After the song ends (it is the
final one on the album) we get that annoying habit of early nineties metal
albums; the hidden track. This one comes
after about a minute of silence, and is a fairly entertaining little tale of a
couple of oddball characters that go a bit crazy. One takes acid and thinks he’s a fire hose,
and another takes ecstasy and has sex with the furniture. I wish it were a separate track, and if it
were I’d still listen to it, but it is a minor qualm on an otherwise great
record.
The high degree of musicianship the
band would later become famous for is on early display throughout. Most EPs you will hear from early in a band’s
career sound like they were recorded in an oil barrel and only listenable
because you can hear the promise of what will come later in the band’s
career. Not so, Tool, who Apollo-like spring
fully clothed from the head of rock, playing intricate arrangements as tightly
as any ten year veterans.
The album is anchored by the rhythm
section of Paul D’Amour’s bass and Danny Carey’s drums. Carey is always great, and has gone on to
have a body of work only matched by Rush’s Neil Peart in terms of its ambition
and ability. D’Amour left the band in
1995 and despite the great bass playing on later records, listening to “Opiate”

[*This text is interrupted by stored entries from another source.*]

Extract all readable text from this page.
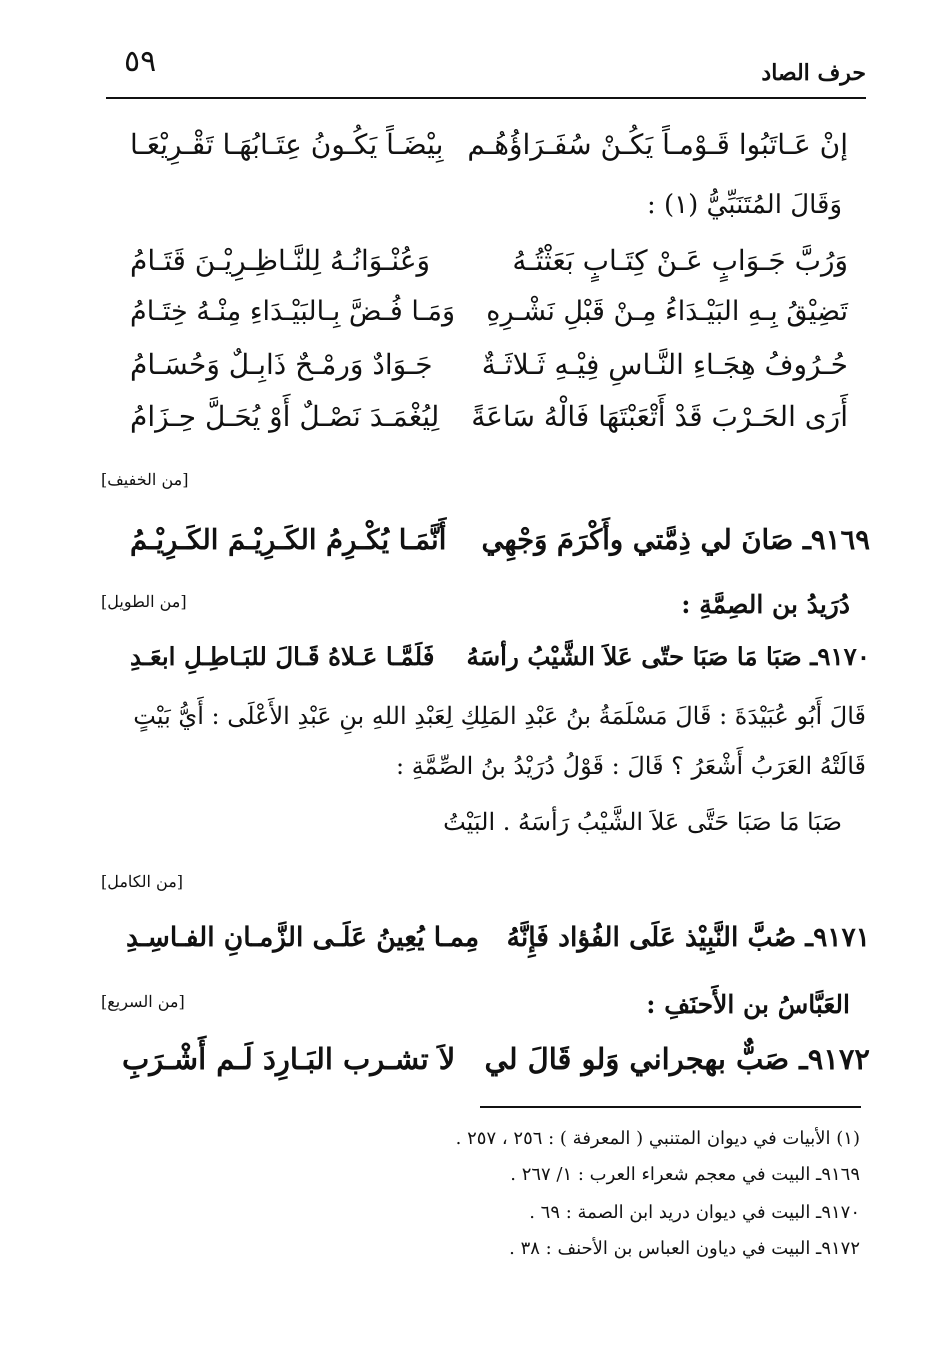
٥٩	حرف الصاد
إنْ عَـاتَبُوا قَـوْمـاً يَكُـنْ سُفَـرَاؤُهُـم
بِيْضَـاً يَكُـونُ عِتَـابُهَـا تَقْـرِيْعَـا
وَقَالَ المُتَنَبِّيُّ (١) :
وَرُبَّ جَـوَابٍ عَـنْ كِتَـابٍ بَعَثْتُـهُ
وَعُنْـوَانُـهُ لِلنَّـاظِـرِيْـنَ قَتَـامُ
تَضِيْقُ بِـهِ البَيْـدَاءُ مِـنْ قَبْلِ نَشْـرِهِ
وَمَـا فُـضَّ بِـالبَيْـدَاءِ مِنْـهُ خِتَـامُ
حُـرُوفُ هِجَـاءِ النَّـاسِ فِيْـهِ ثَـلاثَـةٌ
جَـوَادٌ وَرمْـحٌ ذَابِـلٌ وَحُسَـامُ
أَرَى الحَـرْبَ قَدْ أَتْعَبْتَهَا فَالْهُ سَاعَةً
لِيُغْمَـدَ نَصْـلٌ أَوْ يُحَـلَّ حِـزَامُ
[من الخفيف]
٩١٦٩ـ صَانَ لي ذِمَّتي وأَكْرَمَ وَجْهِي
أَنَّمَـا يُكْـرِمُ الكَـرِيْـمَ الكَـرِيْـمُ
[من الطويل]	دُرَيدُ بن الصِمَّةِ :
٩١٧٠ـ صَبَا مَا صَبَا حتّى عَلاَ الشَّيْبُ رأسَهُ
فَلَمَّـا عَـلاهُ قَـالَ للبَـاطِـلِ ابعَـدِ
قَالَ أَبُو عُبَيْدَةَ : قَالَ مَسْلَمَةُ بنُ عَبْدِ المَلِكِ لِعَبْدِ اللهِ بنِ عَبْدِ الأَعْلَى : أَيُّ بَيْتٍ
قَالَتْهُ العَرَبُ أَشْعَرُ ؟ قَالَ : قَوْلُ دُرَيْدُ بنُ الصِّمَّةِ :
صَبَا مَا صَبَا حَتَّى عَلاَ الشَّيْبُ رَأسَهُ . البَيْتُ
[من الكامل]
٩١٧١ـ صُبَّ النَّبِيْذ عَلَى الفُؤاد فَإِنَّهُ
مِمـا يُعِينُ عَلَـى الزَّمـانِ الفـاسِـدِ
[من السريع]	العَبَّاسُ بن الأَحنَفِ :
٩١٧٢ـ صَبٌّ بهجراني وَلو قَالَ لي
لاَ تشـرب البَـارِدَ لَـم أَشْـرَبِ
(١) الأبيات في ديوان المتنبي ( المعرفة ) : ٢٥٦ ، ٢٥٧ .
٩١٦٩ـ البيت في معجم شعراء العرب : ١/ ٢٦٧ .
٩١٧٠ـ البيت في ديوان دريد ابن الصمة : ٦٩ .
٩١٧٢ـ البيت في دياون العباس بن الأحنف : ٣٨ .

made me wish he’d been there for their full career.
Like the full-length albums that
would follow it, “Opiate” isn’t music for the squeamish, and it doesn’t pull
its punches. If you are easily offended,
seek your pleasures elsewhere. As for
me, I think it is yet another classic entry in Tool’s great discography that
has only one serious weakness; it’s too short.
Best tracks: Hush, Cold and Ugly, Opiate.